Ramesh, che sinora sembra essere l’unico sopravvissuto della strage, dichiarato al quotidiano Hindustan Times di vivere a Londra da oltre vent’anni con moglie e figli. Il quotidiano ha anche pubblicato una foto del volto tumefatto del 40enne, ricoverato all’ospedale civile di Ahmedabad.

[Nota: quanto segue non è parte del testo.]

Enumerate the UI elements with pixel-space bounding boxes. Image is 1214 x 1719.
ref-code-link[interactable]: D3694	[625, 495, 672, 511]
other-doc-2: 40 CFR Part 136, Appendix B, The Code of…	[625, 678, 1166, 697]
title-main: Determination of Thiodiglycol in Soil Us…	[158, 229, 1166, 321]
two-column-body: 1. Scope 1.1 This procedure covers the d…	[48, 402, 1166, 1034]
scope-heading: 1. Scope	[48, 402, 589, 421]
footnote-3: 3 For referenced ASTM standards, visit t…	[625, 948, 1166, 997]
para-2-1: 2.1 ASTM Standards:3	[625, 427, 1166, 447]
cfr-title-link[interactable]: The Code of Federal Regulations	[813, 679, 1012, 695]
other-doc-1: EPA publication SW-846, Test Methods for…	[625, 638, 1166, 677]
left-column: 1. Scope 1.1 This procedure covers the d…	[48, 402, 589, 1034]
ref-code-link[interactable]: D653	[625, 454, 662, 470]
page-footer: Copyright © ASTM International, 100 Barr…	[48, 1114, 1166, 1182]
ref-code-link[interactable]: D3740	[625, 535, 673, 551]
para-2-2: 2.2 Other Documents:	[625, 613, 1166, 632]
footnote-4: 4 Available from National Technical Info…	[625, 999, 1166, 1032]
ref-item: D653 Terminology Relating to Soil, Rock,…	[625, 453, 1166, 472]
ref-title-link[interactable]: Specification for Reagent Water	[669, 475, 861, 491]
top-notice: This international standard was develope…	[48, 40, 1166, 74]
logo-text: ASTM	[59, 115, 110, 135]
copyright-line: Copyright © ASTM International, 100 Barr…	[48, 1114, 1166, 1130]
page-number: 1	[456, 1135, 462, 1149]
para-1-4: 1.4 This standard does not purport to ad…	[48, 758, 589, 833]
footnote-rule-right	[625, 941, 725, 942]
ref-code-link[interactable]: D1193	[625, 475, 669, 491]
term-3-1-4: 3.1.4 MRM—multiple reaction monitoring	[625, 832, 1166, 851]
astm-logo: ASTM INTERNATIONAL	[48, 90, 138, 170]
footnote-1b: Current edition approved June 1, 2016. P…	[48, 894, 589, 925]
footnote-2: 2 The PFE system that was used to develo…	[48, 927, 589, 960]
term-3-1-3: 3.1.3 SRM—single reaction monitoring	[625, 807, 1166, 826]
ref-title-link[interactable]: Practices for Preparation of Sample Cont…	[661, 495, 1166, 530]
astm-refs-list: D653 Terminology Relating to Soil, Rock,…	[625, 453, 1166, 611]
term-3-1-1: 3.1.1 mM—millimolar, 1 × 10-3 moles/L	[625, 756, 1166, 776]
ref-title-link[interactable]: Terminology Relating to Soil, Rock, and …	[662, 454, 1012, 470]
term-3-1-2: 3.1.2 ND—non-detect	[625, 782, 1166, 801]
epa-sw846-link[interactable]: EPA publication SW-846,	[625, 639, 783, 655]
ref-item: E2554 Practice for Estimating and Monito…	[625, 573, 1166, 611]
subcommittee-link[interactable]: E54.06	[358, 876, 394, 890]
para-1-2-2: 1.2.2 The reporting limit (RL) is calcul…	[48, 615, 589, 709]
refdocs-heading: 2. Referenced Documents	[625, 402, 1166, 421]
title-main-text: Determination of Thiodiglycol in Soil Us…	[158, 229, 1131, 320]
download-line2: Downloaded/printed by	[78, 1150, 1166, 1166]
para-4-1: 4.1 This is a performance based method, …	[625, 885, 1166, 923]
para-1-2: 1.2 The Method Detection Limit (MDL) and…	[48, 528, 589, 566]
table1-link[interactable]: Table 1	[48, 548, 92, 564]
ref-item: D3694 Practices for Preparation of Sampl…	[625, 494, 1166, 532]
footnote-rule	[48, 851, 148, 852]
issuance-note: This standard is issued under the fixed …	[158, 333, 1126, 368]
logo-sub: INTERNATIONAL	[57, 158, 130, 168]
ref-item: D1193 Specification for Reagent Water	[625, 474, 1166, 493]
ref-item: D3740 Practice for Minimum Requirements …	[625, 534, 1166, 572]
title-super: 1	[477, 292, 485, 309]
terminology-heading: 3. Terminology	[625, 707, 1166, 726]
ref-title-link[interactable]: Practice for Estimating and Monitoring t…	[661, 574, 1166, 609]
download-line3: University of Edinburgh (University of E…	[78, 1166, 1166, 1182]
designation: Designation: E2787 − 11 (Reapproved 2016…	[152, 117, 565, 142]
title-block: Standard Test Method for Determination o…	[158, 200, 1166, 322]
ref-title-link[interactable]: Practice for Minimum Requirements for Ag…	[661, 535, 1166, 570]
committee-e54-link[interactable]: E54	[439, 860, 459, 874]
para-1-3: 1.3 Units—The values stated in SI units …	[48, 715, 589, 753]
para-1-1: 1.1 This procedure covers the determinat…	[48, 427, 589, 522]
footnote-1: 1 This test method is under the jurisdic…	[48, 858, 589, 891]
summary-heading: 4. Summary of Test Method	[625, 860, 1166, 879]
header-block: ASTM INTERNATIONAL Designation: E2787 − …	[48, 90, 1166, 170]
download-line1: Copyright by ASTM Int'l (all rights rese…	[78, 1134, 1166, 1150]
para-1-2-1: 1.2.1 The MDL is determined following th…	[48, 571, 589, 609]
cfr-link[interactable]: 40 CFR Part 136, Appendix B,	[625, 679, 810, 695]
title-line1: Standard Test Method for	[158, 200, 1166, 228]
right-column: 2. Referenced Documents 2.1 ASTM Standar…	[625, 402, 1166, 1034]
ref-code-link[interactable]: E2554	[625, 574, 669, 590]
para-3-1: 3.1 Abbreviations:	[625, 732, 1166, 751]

Secondo la sua versione, Ramesh era andato a trovare in India alcuni parenti, insieme al fratello 45enne Ajay, prima di imbarcarsi sul volo di ritorno verso la capitale britannica stamattina. La sua ricostruzione è sostenuta dalla foto del suo biglietto, pubblicata sempre dal giornale indiano, che sembra autentico: i dettagli del volo combaciano e anche il suo posto, 11A, già citato dalla polizia indiana come quello del “sopravvissuto a bordo”.

“Trenta secondi dopo il decollo, si è sentito un forte rumore e poi l’aereo si è schiantato. È successo tutto così in fretta,” ha raccontato il sopravvissuto, che ha riportato "traumi al torace, agli occhi e ai piedi”. Ramesh, che aveva ancora la carta d’imbarco con sé, ha proseguito con l’Hindustan Times: “Quando mi sono rialzato, c’erano corpi tutti intorno a me. Avevo paura. Mi sono alzato in piedi e sono corso via. C’erano pezzi dell’aereo ovunque. Qualcuno mi ha afferrato, mi ha messo su un’ambulanza e mi ha portato in ospedale.”Ramesh ha aggiunto che suo fratello Ajay era seduto in un’altra fila dell’aereo. “Siamo stati insieme a Diu. Viaggiava con me e ora non so dove sia. Vi prego, aiutatemi a trovarlo”.